Ellis took a strike, fouled off two fastballs, took a ball, then lined the walk-off out that was caught by a retreating Smith near the right-field corner as Gonzalez tagged to score, putting a damper on another gem from Kennedy.
Kennedy's eight shutout innings accounted for his longest outing of the season, tying his season-high with 117 pitches. He allowed only three hits and moved into third place among National League strikeout leaders with 133 by adding eight to his ledger, although it wasn't enough as the Padres (41-53) had five singles against four Dodgers' pitchers, including spot starter Paul Maholm.
"Our pitching has been really good," Black said after the Padres were shut out for the 13th time this season. "We've got to get our bats going."
The Dodgers (53-43) didn't have a whole lot of luck on offense, either, thanks to Kennedy, who has allowed a total of two earned runs over his last three starts. He heads into the second half of the season with a 7-9 record, a 3.47 ERA and looking very much like the pitcher who won 21 games with the D-backs in 2011.
"He's pitching great. He really had command of the outside corner to right-handed hitters," Black said. "I thought that was the big difference tonight. He shut them down."
Kennedy deflected most of the praise to his catcher, Rene Rivera.
"Rene called a great game and allowed me to focus on executing on the pitch. He's so great back there," Kennedy said. "I know if I throw a curveball in the dirt, he's going to block it."
Maholm, starting in place of injured starter Josh Beckett, allowed two hits over six-plus innings. He needed just 65 pitches to get 18 outs and wasn't stressed often.
Kennedy had to work around some traffic, as he allowed the leadoff runner to reach base on four occasions. Each time, though, he escaped unscathed.

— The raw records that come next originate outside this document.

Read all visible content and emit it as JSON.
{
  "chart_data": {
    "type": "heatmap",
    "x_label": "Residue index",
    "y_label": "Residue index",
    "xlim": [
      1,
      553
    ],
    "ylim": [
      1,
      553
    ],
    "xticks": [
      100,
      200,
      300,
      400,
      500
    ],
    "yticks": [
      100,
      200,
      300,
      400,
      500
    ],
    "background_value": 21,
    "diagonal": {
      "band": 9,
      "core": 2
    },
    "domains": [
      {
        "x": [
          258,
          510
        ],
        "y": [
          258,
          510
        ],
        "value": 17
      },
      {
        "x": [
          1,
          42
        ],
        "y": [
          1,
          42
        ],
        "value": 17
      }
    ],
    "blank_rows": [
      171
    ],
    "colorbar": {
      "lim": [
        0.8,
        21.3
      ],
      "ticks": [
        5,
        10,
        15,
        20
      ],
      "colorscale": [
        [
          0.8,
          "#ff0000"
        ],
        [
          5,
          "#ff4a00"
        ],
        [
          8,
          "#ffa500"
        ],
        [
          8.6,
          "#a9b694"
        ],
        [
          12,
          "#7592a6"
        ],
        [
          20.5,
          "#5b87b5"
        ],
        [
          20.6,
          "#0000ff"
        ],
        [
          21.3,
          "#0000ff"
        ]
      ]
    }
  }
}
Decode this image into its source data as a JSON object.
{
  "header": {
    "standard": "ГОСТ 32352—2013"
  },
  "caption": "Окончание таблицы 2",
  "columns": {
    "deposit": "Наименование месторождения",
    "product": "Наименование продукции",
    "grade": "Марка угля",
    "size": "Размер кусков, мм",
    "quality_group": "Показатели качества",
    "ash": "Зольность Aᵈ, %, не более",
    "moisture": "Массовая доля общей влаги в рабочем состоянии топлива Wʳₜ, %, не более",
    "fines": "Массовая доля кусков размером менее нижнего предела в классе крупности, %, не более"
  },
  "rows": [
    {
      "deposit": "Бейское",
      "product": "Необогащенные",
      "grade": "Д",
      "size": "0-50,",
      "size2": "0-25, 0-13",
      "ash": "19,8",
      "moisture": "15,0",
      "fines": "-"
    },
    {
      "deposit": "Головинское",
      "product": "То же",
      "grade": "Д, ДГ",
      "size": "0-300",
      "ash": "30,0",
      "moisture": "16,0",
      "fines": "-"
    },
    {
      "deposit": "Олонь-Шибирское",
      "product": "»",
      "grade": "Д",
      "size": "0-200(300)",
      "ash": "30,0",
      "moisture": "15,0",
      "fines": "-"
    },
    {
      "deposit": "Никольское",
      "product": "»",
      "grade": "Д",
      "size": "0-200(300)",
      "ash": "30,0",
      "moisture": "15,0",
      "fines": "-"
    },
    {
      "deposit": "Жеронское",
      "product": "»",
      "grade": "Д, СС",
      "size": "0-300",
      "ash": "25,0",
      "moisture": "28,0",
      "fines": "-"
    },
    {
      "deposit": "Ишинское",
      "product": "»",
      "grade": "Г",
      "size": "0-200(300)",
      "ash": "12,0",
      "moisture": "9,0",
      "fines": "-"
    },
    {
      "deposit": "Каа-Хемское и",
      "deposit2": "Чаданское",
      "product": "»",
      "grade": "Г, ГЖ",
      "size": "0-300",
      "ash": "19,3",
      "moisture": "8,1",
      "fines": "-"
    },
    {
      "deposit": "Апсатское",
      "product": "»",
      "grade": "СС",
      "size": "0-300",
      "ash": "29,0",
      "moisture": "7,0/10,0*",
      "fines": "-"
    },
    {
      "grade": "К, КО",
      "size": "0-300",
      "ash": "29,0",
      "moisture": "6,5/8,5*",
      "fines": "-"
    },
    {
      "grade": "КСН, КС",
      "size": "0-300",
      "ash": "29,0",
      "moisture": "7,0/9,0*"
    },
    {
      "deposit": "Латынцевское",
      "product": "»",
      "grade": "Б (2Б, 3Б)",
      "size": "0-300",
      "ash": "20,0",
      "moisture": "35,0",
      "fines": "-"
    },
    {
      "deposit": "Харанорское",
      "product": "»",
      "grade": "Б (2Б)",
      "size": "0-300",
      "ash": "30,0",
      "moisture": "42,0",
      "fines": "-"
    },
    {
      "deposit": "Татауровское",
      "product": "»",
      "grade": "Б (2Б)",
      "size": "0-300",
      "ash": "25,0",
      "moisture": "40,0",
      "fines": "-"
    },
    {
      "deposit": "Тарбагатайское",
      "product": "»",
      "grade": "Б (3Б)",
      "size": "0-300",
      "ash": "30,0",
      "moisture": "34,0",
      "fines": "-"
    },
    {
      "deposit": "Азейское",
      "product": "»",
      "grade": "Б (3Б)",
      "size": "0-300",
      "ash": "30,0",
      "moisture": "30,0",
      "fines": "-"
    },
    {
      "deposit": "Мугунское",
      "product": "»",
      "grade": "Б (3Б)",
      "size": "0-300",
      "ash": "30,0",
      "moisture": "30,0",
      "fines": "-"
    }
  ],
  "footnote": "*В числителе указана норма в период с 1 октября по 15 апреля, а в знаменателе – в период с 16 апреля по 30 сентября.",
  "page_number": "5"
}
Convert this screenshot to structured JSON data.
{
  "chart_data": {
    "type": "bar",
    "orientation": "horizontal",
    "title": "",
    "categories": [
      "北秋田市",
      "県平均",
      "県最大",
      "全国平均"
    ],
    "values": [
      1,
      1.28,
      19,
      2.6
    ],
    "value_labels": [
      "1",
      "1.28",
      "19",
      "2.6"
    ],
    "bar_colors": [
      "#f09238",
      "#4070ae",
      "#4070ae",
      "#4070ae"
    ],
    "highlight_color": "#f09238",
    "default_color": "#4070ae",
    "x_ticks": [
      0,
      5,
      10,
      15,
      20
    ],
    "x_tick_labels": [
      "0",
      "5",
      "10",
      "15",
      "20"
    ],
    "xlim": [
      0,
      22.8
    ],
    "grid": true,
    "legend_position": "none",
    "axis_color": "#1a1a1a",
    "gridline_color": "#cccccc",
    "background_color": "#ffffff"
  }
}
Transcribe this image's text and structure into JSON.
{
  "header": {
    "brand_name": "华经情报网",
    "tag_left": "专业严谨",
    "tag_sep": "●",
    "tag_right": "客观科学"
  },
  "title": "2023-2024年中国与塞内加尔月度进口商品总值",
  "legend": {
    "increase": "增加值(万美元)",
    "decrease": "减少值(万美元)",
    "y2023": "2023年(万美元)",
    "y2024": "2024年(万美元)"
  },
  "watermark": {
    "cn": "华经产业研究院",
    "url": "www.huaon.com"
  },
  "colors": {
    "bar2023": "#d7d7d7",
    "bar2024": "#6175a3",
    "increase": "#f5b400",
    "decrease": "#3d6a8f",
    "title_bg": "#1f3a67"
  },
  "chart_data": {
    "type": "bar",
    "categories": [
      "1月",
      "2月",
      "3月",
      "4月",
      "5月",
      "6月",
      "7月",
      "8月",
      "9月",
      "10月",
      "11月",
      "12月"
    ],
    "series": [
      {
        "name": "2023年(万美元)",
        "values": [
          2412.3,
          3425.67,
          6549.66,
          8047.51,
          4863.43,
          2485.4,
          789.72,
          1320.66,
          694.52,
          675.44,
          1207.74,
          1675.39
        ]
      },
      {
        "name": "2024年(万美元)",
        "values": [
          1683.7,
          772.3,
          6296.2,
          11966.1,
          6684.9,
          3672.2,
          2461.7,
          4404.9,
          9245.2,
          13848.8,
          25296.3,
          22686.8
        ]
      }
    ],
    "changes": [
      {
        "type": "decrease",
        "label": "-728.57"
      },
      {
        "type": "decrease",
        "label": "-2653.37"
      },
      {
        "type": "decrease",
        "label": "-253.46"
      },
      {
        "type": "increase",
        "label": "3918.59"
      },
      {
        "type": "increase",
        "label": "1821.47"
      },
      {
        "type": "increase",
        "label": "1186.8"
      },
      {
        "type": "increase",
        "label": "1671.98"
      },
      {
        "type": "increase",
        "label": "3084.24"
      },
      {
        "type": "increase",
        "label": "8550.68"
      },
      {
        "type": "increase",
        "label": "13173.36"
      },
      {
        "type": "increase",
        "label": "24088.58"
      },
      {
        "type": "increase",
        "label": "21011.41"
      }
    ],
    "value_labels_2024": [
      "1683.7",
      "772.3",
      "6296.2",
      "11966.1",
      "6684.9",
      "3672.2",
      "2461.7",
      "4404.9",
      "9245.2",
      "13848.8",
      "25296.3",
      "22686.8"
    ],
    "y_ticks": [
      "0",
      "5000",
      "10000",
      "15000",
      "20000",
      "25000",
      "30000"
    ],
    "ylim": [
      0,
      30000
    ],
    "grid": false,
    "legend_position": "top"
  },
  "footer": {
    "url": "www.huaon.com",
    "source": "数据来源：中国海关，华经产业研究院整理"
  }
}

"He's been good lately, but today, against their lineup -- it's a series against the Dodgers, so I think there was a lot of pressure, a lot of people watching," Rivera said. "He was great. He was throwing his fastball to both sides of the plate; the curveball was there; the slider was there; even some changeups."
And in his last inning of work, with the finish line close and facing Crawford with two outs, Rivera saw that Kennedy still had a lot left in the tank; Fastball, fastball and, finally, a curveball that got the fly ball.
"He still had some gas left after 100 pitches. He didn't look tired at all," Rivera said. "If we were winning after the eighth, I think he'd go back for the ninth. He was that good."